Nous étions si animés par l'intérêt qu'inspirait cette expédition, que nous allions presque tous les jours à Anvers. À cette époque, le chemin de fer n'existait pas. Nous avions donc échelonné sur la route, comme relais, trois chevaux de tilbury. L'un d'eux se trouvait à Malines. Nous partions de Bruxelles à 5 heures du matin. À 8 heures nous arrivions à Anvers, où nous déjeunions avec M. Malouet, et à midi nous étions de retour à Bruxelles pour le courrier. Un jour, pendant le trajet, nous prenions une tasse de café chez l'archevêque de Malines, de Pradt, et dans la conversation, qui avait pour objet cette fameuse expédition des Anglais, l'archevêque nous dit: «Ce lord Chatham n'est qu'une bête. Au lieu d'entrer dans l'Escaut, d'où il ne sait plus comment sortir, il aurait dû descendre à Breskens et débarquer ses troupes là où nous n'avions pas un homme à leur opposer. Il aurait alors mis une partie de la Belgique à contribution: à Bruges, à Gand, à Bruxelles, etc.» M. de Pradt n'oublia aucun détail de ce plan de campagne. Il traça la route qu'on aurait dû suivre, stipula les sommes, les argenteries qu'on aurait prises, les églises, les caisses que l'on aurait pu piller, et termina en s'écriant: «Et qu'aurait-il fait, lui, là-bas, au fond de l'Allemagne?» Tout cela, dit sur un ton cavalier et décidé, peu en harmonie avec l'habit ecclésiastique, me parut si comique, qu'en rentrant à Bruxelles je me mis à l'écrire à ma tante, à ce moment à Mouchy, auprès de Mme de Poix. Ma lettre n'arriva pas à destination, et je dirai plus bas ce qu'elle devint.

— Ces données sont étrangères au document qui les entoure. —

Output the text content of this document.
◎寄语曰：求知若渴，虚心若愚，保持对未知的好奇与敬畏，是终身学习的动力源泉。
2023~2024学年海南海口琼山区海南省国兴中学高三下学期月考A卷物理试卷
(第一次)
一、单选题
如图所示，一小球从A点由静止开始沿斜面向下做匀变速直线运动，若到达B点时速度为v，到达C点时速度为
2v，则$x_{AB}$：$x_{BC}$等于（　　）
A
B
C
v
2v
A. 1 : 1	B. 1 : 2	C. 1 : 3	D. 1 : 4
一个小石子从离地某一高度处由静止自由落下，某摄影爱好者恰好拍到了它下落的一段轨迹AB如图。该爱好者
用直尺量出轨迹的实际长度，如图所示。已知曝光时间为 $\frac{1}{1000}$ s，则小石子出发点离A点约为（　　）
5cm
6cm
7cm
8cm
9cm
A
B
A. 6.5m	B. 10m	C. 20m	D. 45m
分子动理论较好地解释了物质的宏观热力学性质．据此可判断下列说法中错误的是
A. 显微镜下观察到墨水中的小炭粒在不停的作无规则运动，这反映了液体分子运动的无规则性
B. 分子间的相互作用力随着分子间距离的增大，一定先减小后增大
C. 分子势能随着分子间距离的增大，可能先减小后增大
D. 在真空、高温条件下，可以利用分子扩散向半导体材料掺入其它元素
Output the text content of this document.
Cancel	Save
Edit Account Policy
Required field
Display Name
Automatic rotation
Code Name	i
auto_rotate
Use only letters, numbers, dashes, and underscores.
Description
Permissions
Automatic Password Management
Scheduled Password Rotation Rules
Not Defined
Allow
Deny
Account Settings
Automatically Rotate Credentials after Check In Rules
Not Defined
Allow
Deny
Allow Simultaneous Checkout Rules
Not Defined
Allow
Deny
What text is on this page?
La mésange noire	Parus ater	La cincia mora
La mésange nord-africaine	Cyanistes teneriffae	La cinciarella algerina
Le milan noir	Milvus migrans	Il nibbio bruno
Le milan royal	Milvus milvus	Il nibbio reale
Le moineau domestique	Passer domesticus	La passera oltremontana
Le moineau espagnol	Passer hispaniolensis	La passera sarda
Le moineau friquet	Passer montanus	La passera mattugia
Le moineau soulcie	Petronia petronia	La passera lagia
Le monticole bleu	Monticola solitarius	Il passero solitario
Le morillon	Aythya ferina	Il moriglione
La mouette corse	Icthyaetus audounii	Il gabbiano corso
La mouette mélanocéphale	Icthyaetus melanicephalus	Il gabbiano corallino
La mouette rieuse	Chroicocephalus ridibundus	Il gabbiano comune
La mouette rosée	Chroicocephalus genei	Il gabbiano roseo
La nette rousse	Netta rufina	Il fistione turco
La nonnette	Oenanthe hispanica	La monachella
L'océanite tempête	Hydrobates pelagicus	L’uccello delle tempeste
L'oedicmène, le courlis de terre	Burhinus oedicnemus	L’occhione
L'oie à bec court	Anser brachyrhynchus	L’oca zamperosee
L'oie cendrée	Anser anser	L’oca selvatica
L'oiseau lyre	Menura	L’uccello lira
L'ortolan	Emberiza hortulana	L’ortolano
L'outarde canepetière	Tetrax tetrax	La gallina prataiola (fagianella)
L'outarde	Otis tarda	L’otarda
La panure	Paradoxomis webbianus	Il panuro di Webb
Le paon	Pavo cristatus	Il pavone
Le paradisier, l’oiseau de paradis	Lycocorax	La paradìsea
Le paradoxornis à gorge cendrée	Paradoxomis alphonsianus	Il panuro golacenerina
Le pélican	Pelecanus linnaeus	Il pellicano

Les gardes nationales des Vosges et des départements de l'Est, arrivées en poste de leurs montagnes, furent envoyées dans l'île de Walcheren, où bientôt la fièvre les attaqua plus vivement que les Anglais. Au bout de huit jours, les hôpitaux d'Anvers, de Malines, de Bruxelles, regorgèrent de malades. M. de La Tour du Pin en installa un dans le nouveau dépôt de mendicité, qu'on venait d'établir près de Bruxelles, dans l'abbaye de la Cambre. La popularité dont il jouissait dans toutes les classes se montra, en réponse à un appel personnel qu'il adressa au public pour l'engager à contribuer par des dons à l'installation de l'hôpital. En vingt-quatre heures, 300 matelas, 400 paires de draps, etc., furent déposés à la préfecture et transportés de là à la Cambre. Je visitai, quelques jours après, l'hôpital ainsi improvisé. Les malades étaient tous de jeunes conscrits. Dans une salle de cent lits, on ne voyait pas un visage qui eût plus de vingt ans. Le spectacle était affligeant.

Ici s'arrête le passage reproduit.